Clustering algorithms using stochastic analysis and ensemble techniques.
meyer_wessell(st_mat, min_times_same = 5, vector_clustering = None, index = None)
Given a column-stochastic matrix (that is, one with np.sum(st_mat,axis=1)=[1 ... 1]
) describing the strength
of the relationship between pairs of items,
determines an aggregation of the items using the dynamical
approach of Meyer and Wessell. The algorithm
is inherently random, though fairly stable, and so may
be used as a one-shot measure but will be more reliable
in an ensemble.
A column-stochastic matrix \(\mathbf{T}\) will, by the Perron-Frobenius theorem, have a uniform vector \(\mathbf{u} = (1,...,1)\) as a fixed point, that is:
\[\sum_{j}T_{ij} u_j = u_i\]This fixed point is unique as long as the stochastic matrix is not reducible into disconnected components. If it is almost reducible (that is, if there are strongly connected communities with weak connections between them), the vector \(\mathbf{T}^t \mathbf{x}\) for some non-uniform \(\mathbf{x}\) will achieve uniformity among the connected components before achieving global uniformity.

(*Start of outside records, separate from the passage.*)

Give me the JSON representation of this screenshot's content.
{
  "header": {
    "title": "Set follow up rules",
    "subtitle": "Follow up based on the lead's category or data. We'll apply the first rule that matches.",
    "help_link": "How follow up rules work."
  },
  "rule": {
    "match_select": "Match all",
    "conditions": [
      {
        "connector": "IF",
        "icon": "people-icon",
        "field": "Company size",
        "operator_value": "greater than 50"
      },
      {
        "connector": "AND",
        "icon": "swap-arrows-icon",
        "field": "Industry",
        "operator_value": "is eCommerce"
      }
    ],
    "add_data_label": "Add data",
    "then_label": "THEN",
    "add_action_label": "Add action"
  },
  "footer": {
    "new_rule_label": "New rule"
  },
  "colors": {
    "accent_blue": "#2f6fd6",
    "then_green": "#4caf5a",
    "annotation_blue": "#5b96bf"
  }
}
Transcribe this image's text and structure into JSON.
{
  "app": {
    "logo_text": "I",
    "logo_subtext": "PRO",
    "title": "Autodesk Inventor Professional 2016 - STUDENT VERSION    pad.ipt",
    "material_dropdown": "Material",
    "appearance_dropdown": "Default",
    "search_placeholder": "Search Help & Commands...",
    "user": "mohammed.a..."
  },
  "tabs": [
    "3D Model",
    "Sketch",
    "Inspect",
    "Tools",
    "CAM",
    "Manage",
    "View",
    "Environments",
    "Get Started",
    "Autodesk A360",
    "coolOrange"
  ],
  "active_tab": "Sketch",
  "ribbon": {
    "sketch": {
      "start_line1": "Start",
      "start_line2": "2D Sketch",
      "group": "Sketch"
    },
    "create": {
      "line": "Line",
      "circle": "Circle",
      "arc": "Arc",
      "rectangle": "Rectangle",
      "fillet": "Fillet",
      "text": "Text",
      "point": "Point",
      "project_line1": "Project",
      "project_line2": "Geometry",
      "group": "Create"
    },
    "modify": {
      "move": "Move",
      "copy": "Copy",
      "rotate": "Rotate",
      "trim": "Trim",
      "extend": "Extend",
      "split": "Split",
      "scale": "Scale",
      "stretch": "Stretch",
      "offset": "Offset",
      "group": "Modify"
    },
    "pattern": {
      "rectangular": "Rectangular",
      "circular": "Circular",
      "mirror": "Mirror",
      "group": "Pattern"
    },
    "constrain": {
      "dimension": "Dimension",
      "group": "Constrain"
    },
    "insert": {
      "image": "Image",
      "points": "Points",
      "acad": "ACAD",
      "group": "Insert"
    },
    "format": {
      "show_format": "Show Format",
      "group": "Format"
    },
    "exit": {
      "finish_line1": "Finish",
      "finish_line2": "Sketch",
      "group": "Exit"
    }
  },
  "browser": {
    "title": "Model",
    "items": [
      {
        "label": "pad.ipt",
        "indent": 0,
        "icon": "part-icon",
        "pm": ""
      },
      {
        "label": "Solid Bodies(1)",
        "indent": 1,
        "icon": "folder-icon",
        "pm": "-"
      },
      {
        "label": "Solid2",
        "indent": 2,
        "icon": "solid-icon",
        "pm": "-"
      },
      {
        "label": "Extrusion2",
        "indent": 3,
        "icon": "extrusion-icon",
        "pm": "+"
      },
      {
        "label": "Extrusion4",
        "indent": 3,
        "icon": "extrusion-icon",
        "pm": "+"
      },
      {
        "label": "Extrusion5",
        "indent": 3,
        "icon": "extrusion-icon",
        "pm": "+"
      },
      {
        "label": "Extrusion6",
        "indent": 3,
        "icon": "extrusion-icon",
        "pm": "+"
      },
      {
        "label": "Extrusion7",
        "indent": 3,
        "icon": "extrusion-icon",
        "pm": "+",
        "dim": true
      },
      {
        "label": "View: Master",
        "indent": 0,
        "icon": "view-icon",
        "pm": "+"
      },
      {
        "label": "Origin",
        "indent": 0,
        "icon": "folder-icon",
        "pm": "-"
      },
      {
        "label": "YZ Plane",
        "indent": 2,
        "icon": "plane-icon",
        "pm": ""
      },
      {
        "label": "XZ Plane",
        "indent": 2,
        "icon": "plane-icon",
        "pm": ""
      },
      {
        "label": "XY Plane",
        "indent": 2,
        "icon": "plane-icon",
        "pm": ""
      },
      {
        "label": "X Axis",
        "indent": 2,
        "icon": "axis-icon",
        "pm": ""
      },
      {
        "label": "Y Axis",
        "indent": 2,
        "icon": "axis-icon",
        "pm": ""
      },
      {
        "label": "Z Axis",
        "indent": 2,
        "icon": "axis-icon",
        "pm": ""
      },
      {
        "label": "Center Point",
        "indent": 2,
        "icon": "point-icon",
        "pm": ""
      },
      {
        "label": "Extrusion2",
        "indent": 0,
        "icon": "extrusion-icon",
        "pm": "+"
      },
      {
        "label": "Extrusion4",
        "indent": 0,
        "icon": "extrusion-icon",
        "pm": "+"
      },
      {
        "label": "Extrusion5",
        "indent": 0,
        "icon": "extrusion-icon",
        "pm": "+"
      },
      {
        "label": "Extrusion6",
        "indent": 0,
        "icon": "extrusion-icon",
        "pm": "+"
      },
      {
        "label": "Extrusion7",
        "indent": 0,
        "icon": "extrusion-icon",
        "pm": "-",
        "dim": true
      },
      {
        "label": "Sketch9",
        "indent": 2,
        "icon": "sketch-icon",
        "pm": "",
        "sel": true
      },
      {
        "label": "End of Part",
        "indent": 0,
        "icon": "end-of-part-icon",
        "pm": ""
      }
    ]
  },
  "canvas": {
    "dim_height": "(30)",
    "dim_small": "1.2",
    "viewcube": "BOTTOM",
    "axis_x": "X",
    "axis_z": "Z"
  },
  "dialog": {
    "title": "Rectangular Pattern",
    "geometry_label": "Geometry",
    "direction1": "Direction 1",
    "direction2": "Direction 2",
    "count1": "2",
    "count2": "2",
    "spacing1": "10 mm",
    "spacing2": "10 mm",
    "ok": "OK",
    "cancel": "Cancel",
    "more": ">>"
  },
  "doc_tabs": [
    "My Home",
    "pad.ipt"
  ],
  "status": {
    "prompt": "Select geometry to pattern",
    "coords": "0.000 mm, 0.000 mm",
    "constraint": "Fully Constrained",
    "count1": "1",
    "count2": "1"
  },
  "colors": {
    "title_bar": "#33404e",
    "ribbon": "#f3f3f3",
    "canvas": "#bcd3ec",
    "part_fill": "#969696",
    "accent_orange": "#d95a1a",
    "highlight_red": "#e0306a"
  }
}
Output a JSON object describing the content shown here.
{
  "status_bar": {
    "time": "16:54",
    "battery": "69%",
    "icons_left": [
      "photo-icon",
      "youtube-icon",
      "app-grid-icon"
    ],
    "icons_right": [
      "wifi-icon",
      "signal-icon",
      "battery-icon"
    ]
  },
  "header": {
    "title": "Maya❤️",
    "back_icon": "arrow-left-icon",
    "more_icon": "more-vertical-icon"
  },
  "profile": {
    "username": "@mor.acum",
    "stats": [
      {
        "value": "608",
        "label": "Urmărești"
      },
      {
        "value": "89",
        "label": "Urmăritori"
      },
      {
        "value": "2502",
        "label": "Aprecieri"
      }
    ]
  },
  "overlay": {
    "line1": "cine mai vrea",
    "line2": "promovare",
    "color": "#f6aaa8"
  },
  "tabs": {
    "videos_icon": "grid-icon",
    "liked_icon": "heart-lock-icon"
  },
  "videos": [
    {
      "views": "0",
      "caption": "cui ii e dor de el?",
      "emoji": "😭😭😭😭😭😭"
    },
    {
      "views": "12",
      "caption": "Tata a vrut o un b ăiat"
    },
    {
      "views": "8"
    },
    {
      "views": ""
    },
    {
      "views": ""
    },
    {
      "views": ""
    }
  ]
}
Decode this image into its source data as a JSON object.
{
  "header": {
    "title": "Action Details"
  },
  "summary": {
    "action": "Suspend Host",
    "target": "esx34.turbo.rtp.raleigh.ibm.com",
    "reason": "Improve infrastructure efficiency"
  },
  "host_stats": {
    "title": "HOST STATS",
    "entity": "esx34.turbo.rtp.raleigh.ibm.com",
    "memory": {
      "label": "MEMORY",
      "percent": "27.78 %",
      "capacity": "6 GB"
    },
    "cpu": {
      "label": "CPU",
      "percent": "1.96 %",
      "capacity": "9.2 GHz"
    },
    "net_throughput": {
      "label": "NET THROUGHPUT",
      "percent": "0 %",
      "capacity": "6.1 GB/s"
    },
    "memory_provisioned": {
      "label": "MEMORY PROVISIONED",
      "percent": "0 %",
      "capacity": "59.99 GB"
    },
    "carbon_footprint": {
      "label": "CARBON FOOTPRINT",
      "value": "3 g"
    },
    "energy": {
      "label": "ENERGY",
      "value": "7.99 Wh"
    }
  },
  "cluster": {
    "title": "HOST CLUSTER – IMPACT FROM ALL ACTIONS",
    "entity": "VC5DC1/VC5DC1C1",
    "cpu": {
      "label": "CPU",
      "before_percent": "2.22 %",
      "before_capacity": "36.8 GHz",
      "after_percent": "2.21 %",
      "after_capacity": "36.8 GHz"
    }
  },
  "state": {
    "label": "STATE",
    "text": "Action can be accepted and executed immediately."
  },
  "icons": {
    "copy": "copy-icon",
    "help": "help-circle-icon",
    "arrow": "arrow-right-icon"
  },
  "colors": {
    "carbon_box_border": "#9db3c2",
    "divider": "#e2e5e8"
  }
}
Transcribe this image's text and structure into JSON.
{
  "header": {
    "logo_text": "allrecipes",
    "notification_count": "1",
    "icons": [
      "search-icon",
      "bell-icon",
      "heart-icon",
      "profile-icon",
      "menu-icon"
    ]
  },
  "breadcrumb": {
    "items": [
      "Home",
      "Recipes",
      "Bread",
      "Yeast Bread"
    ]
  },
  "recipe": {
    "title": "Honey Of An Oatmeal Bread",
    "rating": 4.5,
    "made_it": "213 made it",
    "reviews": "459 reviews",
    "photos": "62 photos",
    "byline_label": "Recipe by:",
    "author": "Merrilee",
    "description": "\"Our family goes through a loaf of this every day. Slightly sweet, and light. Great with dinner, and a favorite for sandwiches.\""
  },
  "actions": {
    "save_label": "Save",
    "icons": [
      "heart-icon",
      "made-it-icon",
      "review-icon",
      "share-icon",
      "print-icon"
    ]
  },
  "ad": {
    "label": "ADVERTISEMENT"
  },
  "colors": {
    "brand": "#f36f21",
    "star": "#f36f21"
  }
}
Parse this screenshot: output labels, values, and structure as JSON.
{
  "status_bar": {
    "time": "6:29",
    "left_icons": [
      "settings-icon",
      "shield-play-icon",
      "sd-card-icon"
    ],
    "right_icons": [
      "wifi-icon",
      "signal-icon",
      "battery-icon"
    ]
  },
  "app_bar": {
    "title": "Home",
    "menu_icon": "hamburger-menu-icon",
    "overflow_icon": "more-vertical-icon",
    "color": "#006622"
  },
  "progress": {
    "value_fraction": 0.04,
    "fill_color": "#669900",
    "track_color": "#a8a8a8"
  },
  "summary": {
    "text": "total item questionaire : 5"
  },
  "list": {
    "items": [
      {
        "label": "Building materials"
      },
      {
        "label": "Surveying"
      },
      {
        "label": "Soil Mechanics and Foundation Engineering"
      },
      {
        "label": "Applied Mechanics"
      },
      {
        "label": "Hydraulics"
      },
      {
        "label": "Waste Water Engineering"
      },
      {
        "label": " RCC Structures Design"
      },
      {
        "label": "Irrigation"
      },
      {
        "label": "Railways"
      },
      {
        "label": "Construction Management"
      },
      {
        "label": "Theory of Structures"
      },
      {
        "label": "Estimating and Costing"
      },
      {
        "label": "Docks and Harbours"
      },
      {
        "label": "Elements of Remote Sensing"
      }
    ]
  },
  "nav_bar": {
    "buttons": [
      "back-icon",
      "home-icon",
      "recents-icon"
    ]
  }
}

The Meyer-Wessell approach relies on applying the column-stochastic matrix \(\mathbf{T}\) to a random initial vector \(\mathbf{x}\) and detecting communities by identifying clusters of components which achieve uniformity long before global uniformity is reached. This is done by iteratively applying \(\mathbf{T}\) to \(\mathbf{x}\) and, at each iteration, performing some kind of vector clustering on \(\mathbf{T}^t \mathbf{x}\). When the resulting Aggregation ceases to change ove a long enough number of iterations, it is returned as the final Aggregation.
Arguments | Type | Description | |
---|---|---|---|
st_mat |
np.ndarray |
A square column-stochastic matrix describing a Markov dynamic. | |
min_times_same |
Keyword | int |
The number of iterations after which, if the clustering has not changed, the algorithm halts. |
vector_clustering |
Keyword | function |
The particular method of vector clustering which should be used in the algorithm. Should receive a vector as the sole input and return an Aggregation. |
index |
Keyword | Index |
The Index which labels the indices of st_mat , and which will be the item set of the returned Aggregation . |
First we will generate a sample dataset with two touching circles:
import stoclust.visualization as viz
import stoclust as sc
import numpy as np
import pandas as pd
n = 500
samples = np.concatenate([
sc.examples.gen_disk(num_samples=n,rad1=0,rad2=1),
sc.examples.gen_disk(num_samples=n,rad1=0,rad2=1)+
np.array([2,0])
])
agg = sc.Aggregation(
pd.Index(np.arange(samples.shape[0])),
pd.Inex(['Left','Right']),
{
0:np.arange(0,n),
1:np.arange(n,2*n)
}
)
Next, we apply the Meyer-Wessell algorithm
with min_times_same = 20
. It experiences
confusion at the boundary but otherwise
identifies the two dominant structures.
dist = sc.distance.euclid(samples)
T = sc.utils.stoch(
np.exp(-dist/0.05) - np.eye(dist.shape[0])
)
new_agg = clust.meyer_wessell(T,min_times_same=20)
fig = viz.scatter2D(
samples[:,0],samples[:,1],
agg=new_agg, mode='markers',
text=new_agg.items.elements.astype(str),
hoverinfo='text,name',
layout = {
'margin':dict(l=10, r=10, t=10, b=10)
}
)
fig.show()
Meyer, Carl D. and Charles D. Wessell. “Stochastic Data Clustering.” SIAM J. Matrix Analysis and Application 33-4: 1214-1236. 2012, doi: 10.1137/100804395.